Following a disappointing 1-1 home draw for the Vancouver Whitecaps on Saturday afternoon against the Philadelphia Union, the prevailing tone in the media room was one of frustration. Perhaps no one exemplified this frustration better than manager Marc Dos Santos in his post-match presser:
“I’m trying to calm down...I’m still upset. I feel that we did enough to win the game. I feel that we created enough opportunities. But then if you don’t finish your chances, you’re always playing on the edge in this league...today, we lost two points.”
As Province reporter JJ Adams pointed out to Marc, the Whitecaps have only managed three goals from open play so far this season, and it seems clear that the lack of attacking productivity is wearing on the first-year MLS manager.
“We just lacked quality in those moments. The chances were there - Yordy in the first half, the cutback from Rusty at the end of the game to Ardaiz in the box, there were enough things happening there to score a goal.”
One bright spot that Dos Santos commented on was Yordy Reyna and his continued success in the “No.9” role as the Whitecaps frontman.
“Yordy does everything that I think that a No.9 should do. When he doesn’t have the ball, he’s very loyal to the team. He runs. He steps. He presses. He’s always in movement trying to make important runs. It’s sad he had to come out because he was good in the game.”
Reyna was seen sporting an ice-pack after the match, but other than his ailment being a “muscular injury” his status is unclear going forward.
Rather than stressing the one defensive error on the night in an otherwise solid performance, Dos Santos put the majority of his focus on his squad’s offensive struggles.
“It’s one play that happened, and then we payed the price for it...The concept of how we want to play, the organization of the team, the understanding of the players, is all there. We have to grow offensively and it’s not a secret.”
Despite the failure to capitalize on their chances, it was clear to anyone who’s watched the team on a regular basis throughout the season so far that Saturday’s match represented a good step forward in terms of possession and the overall style of play Dos Santos wants to promote. This can be said both in terms of quantity (their first match with +50% of the possession this season) and in terms of quality, where the Whitecaps had plenty of time on the ball in dangerous areas.
Dos Santos gave some final thoughts on how the team can do a better job building on this positive progression in the coming matches.
“Our runs into the box needs to be better, the quality of the ball, the quality of the connection...we’re always looking to better the team.”
Next up was what I would describe as a “visibly dismayed” Russell Teibert, who echoed many of the same sentiments which had just been heard from the manager moments earlier:
“We were the better team today by far, everyone could see it...for some reason or another the luck is not going our way right now, this was one of our best performances.”

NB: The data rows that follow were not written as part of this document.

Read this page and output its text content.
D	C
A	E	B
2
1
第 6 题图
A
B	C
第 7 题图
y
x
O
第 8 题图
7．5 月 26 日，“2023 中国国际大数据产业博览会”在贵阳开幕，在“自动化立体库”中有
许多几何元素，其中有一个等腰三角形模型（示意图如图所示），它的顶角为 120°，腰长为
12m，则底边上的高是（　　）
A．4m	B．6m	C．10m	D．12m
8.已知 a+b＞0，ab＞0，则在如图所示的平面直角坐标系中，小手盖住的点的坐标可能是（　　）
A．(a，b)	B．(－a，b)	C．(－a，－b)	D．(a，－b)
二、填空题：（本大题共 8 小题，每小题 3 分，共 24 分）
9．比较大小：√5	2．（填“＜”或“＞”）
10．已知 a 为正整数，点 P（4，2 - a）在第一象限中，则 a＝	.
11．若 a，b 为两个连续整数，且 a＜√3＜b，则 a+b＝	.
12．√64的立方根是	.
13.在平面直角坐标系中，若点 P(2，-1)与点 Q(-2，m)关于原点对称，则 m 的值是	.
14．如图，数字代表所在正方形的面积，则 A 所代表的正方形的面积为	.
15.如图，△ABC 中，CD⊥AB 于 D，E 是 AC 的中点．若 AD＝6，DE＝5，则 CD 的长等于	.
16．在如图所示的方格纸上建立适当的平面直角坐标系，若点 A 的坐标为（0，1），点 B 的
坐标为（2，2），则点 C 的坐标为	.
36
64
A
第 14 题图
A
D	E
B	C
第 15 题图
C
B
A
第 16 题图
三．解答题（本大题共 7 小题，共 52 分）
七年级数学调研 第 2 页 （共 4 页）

“Whether it’s being more selfish or more selfless, it just seems like it’s always the wrong decision at the wrong time.”
After noticing a trend during the match, I asked Jake Nerwinski, as a back who’s had success playing crosses into the box from wide areas in the past, why it seemed so many of those types of crosses were left unclaimed. (For reference, the Whitecaps completed just 3 of their 8 crosses, all of which were completed by Ali Adnan). Jake gave what I thought was an insightful response.
“Tonight was a bit different, Yordy’s not a big presence and their two centre backs are well over six feet. I think we need to figure out how to cut the ball back and play the ball low so players like Yordy, PC and Venuto can get on the end of those crosses.”
It seems as though the Whitecaps may have benefited from employing this tactic more often than they did during the match. With the tallest player in the front three (before the addition of Ardaiz) standing just 5’8”, it appeared as though far too many balls gave the Whitecaps forwards a nearly impossible task against the Union’s towering central defenders - and this often led to a breakdown in the Whitecaps attack.
Last but not least, a few of my favourite soundbites of the night came from the Whitecaps lone goal-scorer, Doneil Henry.
Doneil is the Whitecaps’ leading goal scorer on the year (with two goals so far), and this is also his his first MLS season with multiple goals. After being asked if his recent goal scoring form was unexpected, his response was perfect:
“No, I’m playing consistent, so keep expecting more of this.”
A few moments later, when Doneil was asked about going up against Kei Kamara next week, the defender was quick to crack a joke:
“I’m not feeding into Kei’s ego right now (laughs), that’s my brother”
While the tone in BC Place was undoubtably one of disappointment and frustration on Saturday afternoon post-match, it seems clear that the Whitecaps believe this was a performance they can build on this week in training and carry with them to the away fixture in Colorado on Friday night. The question is, can it translate to balls in the back of the net?